J'espère que ce parcours parmi les roches, les espèces éteintes et les civilisations disparues vous fera rêver et réfléchir. Que vous soyez simple curieux, amateur, étudiant ou professionnel vous serez les bienvenus et vos commentaires seront pris en compte. Bonne lecture et bon voyage dans le temps et l'espace.
Jeudi 18 février 2010 4 18 /02 /Fév /2010 21:01

51446-pirates-des-caraibesLe vol et la piraterie sont des phénomènes fréquents dans nos sociétés, qu'il s'agisse de petits larcins ou de piraterie informatique, ce genre de comportement ne surprend plus personne. Mais l'archéologie n'est pas épargnée et c'est plus surprenant d'imaginer des voleurs à la recherche de céramiques ou de monnaies antiques. Les sites dont le potentiel a été évalué et même ceux qui sont en cours de fouille ne sont plus à l'abri des voleurs, qui n'ont pour but que de s'accaparer le plus de "richesses" possible sans se soucier de la moindre démarches scientifiques. Et une fois de plus, les pirates se sont attaqués à un site archéologique dans le nord de la France, dans le département de l'Oise.

C'est un site archéologique à Noyon qui a été victime de piraterie. Il faisait l'objet d'un diagnostic de fouille de la part de la DRAC depuis le 19 janvier 2010 et il n'a pas fallu très longtemps pour qu'il soit la cible de  fouilles sauvages sans la moindre autorisation. Les pillards ont mutilé le site pendant la nuit du 8 au 9 février, en jonchant le sol d'un nombre considérable de trous, des centaines qui ont saccagé la stratigraphie.
Les pillards ont bien sûr emporté de nombreuses pièces comme de la monnaie, des fibules ou encore des fragments d'outils et des têtes d'obus de la première guerre mondiale. Car le site en question possède des traces d'occupation datant du Néolitique, en passant par la période gallo-romaine et mérovingienne, pour finir avec le début du XXe siècle.

Dans le Courrier Picard, l'archéologue responsable des fouilles, Jean-David Desforges déclarait qu'il s'agissait
"d'un véritable raid ".
" Nous avons estimé que ces personnes devaient être entre trois et cinq, d'après les nombreux dégâts...
Elles ont en fait profité de nos propres tranchées, aménagées à un mètre de profondeur, pour accéder directement aux vestiges"

Il s'exprimait également sur les dégâts occasionnés par les pillards:
"Il y a notamment des creux de quelques dizaines de centimètres présentant l'intérêt d'indiquer la présence, jadis, de poteaux. Certains de ces vestiges ont été détruits, nous ne pourrons plus les interpréter. Tout cela montre une frénésie de vandalisme ".

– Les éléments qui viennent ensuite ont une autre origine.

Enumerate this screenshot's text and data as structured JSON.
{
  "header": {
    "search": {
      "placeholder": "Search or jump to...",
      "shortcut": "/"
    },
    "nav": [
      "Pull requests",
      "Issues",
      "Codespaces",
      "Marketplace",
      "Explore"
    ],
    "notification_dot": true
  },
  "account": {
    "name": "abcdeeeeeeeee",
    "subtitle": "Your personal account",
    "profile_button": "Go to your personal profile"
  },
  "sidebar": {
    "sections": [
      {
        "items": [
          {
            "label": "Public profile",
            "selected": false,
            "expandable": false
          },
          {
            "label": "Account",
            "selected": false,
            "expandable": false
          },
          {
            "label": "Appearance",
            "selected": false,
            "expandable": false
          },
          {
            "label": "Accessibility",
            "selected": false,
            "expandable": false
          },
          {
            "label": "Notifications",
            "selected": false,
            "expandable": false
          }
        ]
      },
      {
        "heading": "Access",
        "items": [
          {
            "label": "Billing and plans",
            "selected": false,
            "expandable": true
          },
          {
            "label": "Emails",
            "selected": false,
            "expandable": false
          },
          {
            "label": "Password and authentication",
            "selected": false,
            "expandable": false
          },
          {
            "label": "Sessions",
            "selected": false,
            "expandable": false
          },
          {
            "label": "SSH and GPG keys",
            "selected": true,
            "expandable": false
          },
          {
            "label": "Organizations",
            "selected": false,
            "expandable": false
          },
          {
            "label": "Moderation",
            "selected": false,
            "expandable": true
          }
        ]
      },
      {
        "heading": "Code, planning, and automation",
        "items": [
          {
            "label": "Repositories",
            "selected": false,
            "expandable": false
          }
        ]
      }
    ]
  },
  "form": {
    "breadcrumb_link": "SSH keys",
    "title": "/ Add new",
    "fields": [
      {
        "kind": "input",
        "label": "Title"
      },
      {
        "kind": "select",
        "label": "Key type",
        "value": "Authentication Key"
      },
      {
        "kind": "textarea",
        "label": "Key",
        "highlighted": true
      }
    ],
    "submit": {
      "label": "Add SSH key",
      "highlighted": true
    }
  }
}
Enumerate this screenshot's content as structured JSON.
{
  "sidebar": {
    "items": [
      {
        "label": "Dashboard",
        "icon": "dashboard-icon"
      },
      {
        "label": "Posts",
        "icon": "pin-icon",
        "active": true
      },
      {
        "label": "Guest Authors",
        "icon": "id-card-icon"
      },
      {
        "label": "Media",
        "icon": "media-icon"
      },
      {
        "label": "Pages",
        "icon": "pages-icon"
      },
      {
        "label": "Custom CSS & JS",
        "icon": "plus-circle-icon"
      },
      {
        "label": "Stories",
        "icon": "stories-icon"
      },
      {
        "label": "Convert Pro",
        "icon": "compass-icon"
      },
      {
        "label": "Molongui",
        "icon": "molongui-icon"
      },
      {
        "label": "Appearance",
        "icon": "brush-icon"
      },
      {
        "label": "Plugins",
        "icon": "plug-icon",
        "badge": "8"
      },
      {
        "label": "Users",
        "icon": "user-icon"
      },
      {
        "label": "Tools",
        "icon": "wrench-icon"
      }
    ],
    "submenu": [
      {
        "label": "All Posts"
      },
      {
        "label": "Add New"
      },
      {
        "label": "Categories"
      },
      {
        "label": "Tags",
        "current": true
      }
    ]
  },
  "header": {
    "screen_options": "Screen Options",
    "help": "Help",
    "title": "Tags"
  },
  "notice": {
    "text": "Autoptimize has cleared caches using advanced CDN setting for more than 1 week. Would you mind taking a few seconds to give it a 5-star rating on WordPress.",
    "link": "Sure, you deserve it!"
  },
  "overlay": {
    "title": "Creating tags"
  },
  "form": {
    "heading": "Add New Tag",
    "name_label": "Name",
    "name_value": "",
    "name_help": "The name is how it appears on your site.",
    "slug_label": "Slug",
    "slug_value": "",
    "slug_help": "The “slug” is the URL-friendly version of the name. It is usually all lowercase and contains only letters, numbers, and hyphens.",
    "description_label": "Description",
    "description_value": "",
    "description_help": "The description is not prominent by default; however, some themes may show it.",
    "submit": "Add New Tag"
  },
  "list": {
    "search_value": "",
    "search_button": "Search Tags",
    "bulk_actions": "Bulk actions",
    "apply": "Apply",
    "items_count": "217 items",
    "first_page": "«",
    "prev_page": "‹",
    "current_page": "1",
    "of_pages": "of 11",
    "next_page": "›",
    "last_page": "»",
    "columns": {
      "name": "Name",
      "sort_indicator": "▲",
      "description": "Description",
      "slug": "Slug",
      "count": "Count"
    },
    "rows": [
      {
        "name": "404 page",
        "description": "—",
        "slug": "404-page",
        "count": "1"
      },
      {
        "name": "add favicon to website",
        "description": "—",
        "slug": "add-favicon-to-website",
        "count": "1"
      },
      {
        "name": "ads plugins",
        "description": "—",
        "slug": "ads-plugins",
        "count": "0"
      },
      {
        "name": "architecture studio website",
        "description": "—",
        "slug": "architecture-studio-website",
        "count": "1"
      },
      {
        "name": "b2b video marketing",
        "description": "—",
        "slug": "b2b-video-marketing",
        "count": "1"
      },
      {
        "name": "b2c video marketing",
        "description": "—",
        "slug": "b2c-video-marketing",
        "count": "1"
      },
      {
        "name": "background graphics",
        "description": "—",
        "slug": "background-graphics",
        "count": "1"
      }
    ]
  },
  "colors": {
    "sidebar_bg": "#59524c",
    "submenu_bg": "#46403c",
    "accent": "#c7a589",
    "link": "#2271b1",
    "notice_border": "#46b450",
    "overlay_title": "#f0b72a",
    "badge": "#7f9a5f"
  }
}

Pillage-sur-le-chantier-archeologique reference

Site de Noyon (Source: Le Courrier Picard)

 

 

Le département de l'Oise n'en est pas à la première mésaventure de ce genre. Sa richesse archéologique en fait la cible des pirates, qui armés de détecteurs de métaux, se ruent sur les sites archéologiques, espérant sortir quelques pièces de valeur, qu'ils pourront facilement revendre. Sans stigmatiser Internet, la revente de pièces archéologiques est d'autant plus facile à présent. N'importe qui, peut aller mettre en vente n'importe quel objet sur un site d'annonces gratuites ou de ventes aux enchères, sans qu'il ne soit contrôlé ou embêté le moins du monde. Il est alors aisé d'aller piller un site archéologique et de mettre en vente son butin au plus offrant. Sachant que la demande est constante et qu'un bon nombre de collectionneurs sont prêts à acheter, sans la moindre traçabilité, un objet archéologique ou une monnaie, le problème du pillage n'est pas prêt d'être résolu.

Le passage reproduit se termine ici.